Me causa uma enorme revolta que justamente nesse período festivo, no qual tanto se fala de paz, união, amor e alegria, feminicídios ocorram com tanta frequência. Contudo, não me causa espanto. 

A pressão patriarcal pela família de bem, que reforça a tradição e que expressa o poder e a propriedade dos homens, faz com que a frustração do papel social de homem-provedor cause reações violentas. E justamente violentas, porque a nossa socialização familiar é na base do medo, da ordem e da violência. Assim, quando uma mulher dá um basta a qualquer situação de abuso, esse homem se vê impelido a manter o controle da situação, mesmo que para isso seja necessário matar a mulher.
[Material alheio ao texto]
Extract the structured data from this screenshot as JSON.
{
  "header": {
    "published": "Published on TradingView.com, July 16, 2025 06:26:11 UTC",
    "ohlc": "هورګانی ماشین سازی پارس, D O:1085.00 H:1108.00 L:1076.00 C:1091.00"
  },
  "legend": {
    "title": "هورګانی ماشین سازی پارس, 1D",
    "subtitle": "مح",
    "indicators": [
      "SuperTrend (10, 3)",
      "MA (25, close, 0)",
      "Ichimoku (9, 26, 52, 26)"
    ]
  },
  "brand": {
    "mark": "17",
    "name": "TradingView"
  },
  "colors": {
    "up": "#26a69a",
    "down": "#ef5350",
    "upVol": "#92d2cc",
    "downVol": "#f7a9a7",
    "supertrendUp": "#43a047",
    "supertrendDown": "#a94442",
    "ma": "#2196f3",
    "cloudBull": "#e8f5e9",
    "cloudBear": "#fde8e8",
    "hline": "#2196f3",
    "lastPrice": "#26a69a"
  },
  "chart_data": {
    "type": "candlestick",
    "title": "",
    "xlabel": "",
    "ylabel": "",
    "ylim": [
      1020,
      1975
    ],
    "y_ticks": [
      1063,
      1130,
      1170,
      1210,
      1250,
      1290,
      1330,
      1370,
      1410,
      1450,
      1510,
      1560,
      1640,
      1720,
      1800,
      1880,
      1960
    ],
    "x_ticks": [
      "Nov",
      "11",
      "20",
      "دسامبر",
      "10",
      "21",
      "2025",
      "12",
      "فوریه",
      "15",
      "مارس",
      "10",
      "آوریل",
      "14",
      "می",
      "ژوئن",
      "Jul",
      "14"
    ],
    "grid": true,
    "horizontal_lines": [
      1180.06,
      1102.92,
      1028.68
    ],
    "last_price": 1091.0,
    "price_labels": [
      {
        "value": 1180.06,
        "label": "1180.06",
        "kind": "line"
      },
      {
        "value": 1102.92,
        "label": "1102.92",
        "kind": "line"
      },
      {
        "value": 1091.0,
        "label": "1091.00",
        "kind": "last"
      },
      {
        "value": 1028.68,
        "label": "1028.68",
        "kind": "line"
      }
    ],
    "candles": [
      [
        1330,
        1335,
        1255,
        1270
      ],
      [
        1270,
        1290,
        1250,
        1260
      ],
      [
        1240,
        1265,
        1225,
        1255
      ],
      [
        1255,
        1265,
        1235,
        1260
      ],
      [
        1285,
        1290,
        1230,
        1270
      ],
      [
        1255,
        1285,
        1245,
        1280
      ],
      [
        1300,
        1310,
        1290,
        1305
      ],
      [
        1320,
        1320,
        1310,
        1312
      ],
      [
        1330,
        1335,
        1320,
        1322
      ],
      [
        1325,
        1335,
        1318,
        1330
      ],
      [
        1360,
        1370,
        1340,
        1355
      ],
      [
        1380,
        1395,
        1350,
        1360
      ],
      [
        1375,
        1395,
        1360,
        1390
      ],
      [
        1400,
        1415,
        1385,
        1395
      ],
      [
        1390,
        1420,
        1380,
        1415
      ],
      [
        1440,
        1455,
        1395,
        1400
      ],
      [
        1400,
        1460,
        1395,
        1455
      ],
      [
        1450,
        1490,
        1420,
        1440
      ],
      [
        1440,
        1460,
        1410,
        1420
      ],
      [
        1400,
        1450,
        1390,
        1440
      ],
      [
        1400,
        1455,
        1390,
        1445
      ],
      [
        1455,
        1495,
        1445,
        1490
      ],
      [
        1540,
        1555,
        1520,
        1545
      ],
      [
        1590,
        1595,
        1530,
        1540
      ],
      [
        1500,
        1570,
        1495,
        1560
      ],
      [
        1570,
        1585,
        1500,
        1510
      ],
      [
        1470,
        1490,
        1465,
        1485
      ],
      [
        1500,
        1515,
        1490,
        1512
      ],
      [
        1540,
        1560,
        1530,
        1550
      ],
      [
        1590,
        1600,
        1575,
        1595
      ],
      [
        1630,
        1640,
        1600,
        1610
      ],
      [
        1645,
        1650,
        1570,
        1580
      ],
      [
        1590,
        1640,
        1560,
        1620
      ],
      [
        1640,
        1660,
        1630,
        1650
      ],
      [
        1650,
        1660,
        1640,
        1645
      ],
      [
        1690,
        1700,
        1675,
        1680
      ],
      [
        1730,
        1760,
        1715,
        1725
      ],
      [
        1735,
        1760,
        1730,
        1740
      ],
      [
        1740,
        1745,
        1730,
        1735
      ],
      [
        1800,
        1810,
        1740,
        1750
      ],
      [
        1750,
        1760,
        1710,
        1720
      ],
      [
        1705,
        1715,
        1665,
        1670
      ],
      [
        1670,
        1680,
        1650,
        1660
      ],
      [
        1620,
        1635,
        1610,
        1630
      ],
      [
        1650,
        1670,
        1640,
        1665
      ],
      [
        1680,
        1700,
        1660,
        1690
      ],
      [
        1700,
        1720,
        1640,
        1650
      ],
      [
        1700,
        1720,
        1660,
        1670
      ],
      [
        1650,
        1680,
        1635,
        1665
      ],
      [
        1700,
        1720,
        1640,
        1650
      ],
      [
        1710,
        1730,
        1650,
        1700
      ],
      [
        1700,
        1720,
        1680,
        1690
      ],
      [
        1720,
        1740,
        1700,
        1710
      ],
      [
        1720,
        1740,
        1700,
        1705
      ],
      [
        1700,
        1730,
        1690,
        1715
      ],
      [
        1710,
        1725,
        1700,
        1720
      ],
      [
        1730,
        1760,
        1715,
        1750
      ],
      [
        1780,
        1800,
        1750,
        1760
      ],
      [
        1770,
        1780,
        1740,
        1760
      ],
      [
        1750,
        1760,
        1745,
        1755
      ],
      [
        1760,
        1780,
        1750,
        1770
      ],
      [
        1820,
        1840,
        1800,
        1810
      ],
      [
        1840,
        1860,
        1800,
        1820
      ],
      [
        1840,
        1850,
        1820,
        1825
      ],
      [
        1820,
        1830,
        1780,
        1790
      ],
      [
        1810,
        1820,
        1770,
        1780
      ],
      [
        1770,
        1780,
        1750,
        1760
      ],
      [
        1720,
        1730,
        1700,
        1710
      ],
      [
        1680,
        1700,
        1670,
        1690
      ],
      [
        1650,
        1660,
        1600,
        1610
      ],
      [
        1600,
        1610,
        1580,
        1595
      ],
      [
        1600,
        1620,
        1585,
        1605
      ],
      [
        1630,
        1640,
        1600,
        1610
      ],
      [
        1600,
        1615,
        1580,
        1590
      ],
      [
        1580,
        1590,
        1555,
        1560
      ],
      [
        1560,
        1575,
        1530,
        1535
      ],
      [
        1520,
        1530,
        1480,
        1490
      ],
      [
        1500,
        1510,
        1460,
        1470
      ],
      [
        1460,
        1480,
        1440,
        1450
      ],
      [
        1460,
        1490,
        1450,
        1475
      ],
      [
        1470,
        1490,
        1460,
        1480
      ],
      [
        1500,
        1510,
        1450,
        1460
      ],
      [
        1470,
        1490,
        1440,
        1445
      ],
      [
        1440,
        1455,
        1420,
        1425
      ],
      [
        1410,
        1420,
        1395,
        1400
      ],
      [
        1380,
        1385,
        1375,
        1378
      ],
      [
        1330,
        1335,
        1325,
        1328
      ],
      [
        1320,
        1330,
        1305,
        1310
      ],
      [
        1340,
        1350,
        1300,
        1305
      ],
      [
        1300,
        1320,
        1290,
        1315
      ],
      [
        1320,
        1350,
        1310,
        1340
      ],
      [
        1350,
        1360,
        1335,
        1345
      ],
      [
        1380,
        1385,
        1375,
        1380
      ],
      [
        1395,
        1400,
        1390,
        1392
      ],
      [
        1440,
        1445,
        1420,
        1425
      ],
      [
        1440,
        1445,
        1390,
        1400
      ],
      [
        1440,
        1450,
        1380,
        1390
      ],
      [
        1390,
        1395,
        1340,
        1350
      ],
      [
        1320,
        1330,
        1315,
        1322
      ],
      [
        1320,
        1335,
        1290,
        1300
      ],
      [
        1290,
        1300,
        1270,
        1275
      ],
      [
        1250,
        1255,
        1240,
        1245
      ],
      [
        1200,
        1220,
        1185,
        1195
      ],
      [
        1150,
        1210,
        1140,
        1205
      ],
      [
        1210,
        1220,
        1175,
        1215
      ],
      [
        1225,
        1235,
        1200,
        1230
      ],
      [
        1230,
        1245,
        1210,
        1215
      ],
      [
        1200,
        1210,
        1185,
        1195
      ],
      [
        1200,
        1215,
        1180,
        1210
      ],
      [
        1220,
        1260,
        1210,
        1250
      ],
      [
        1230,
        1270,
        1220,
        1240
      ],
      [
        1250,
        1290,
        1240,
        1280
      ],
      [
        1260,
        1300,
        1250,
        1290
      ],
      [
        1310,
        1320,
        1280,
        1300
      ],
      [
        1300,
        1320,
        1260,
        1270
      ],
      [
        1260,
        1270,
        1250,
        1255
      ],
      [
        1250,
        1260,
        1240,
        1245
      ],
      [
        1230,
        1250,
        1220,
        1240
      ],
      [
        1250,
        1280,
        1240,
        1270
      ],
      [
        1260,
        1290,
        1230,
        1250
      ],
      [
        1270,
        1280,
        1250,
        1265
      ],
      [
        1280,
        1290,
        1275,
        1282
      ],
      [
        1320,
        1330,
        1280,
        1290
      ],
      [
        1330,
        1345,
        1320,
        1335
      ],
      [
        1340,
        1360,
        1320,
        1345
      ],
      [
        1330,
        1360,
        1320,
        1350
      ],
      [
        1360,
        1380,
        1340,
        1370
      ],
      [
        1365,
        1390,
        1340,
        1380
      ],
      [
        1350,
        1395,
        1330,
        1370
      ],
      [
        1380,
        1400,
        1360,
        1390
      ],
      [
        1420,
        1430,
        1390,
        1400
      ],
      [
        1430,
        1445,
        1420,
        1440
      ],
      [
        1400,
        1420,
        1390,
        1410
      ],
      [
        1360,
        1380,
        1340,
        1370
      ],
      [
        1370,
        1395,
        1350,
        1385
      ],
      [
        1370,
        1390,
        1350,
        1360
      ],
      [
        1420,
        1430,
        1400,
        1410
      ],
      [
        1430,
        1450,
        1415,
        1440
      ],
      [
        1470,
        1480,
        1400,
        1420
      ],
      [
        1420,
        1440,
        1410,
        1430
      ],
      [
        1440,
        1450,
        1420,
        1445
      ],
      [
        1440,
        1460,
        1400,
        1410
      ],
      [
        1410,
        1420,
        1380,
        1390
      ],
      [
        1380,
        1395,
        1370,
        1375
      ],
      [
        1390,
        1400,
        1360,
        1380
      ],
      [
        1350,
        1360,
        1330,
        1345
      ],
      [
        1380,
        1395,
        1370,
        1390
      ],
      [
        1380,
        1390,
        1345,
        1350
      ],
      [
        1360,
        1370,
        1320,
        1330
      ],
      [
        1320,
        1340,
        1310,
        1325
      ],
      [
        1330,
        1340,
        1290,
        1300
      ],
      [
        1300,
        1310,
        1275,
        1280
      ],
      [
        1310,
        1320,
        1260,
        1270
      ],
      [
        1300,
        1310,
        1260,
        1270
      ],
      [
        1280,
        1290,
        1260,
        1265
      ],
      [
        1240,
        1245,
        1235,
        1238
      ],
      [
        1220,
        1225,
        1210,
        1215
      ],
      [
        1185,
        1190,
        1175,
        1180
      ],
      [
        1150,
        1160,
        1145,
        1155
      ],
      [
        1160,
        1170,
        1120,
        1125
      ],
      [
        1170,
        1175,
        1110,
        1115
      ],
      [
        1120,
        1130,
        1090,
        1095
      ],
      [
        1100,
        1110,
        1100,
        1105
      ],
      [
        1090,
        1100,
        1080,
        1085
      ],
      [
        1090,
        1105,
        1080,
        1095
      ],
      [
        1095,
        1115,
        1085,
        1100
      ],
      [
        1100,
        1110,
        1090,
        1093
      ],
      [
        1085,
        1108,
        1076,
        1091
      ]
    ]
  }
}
Não é à toa que, na semana das festas, estouraram os casos brutais de feminicídio: o peso da frustração da “família perfeita e de bem” está nas costas das mulheres.

Se a família não está em volta da mesa, comendo a comida que a mulher fez e se a “noite perfeita de Natal” se torna “imperfeita”, a raiva que a sociedade tem de mulheres que dizem basta se expressa por meio desse tipo de crime. Em outras palavras, o Natal é o grande teste anual para ver se a família está bem, independentemente de esse “estar bem” ser mantido à base de sofrimento e opressão.

Você pode me questionar se os homens não sofrem violências. Sim, sofrem homicídios, assaltos… Mas você já reparou que essas violências acontecem na rua, cometidas por pessoas que, na maioria das vezes, são desconhecidas ou não são próximas às vítimas? Já as mulheres podem estar dormindo com seus algozes, que poderão despertar na Noite de Natal ou na virada do Ano Novo.

Assim, a maneira mais eficaz para destruir a família é não reconhecer o sem-número de problemas que uma cultura de violência doméstica causa em cada lar. Não falar disso, não denunciar, garante que percamos mais mulheres para a pior violência que se conhece: aquela que acontece dentro de casa. Sim, o feminicídio é a forma extrema das pequenas violências diárias a que mulheres são submetidas em nome da família “perfeita”: a violência psicológica, moral, patrimonial, sexual e física.

A pergunta que faço é: amamos as nossas famílias ou a ideia de “família perfeita” – família esta que, se for preciso, é defendida com violência e até com morte?

Está na hora de amarmos as pessoas que compõem a família. Amarmos as mulheres que sofrem violência, amarmos as crianças que sofrem abusos físicos, sexuais e sociais. Amar a família não basta, enquanto nossas mulheres continuarem a serem mortas na Noite de Natal.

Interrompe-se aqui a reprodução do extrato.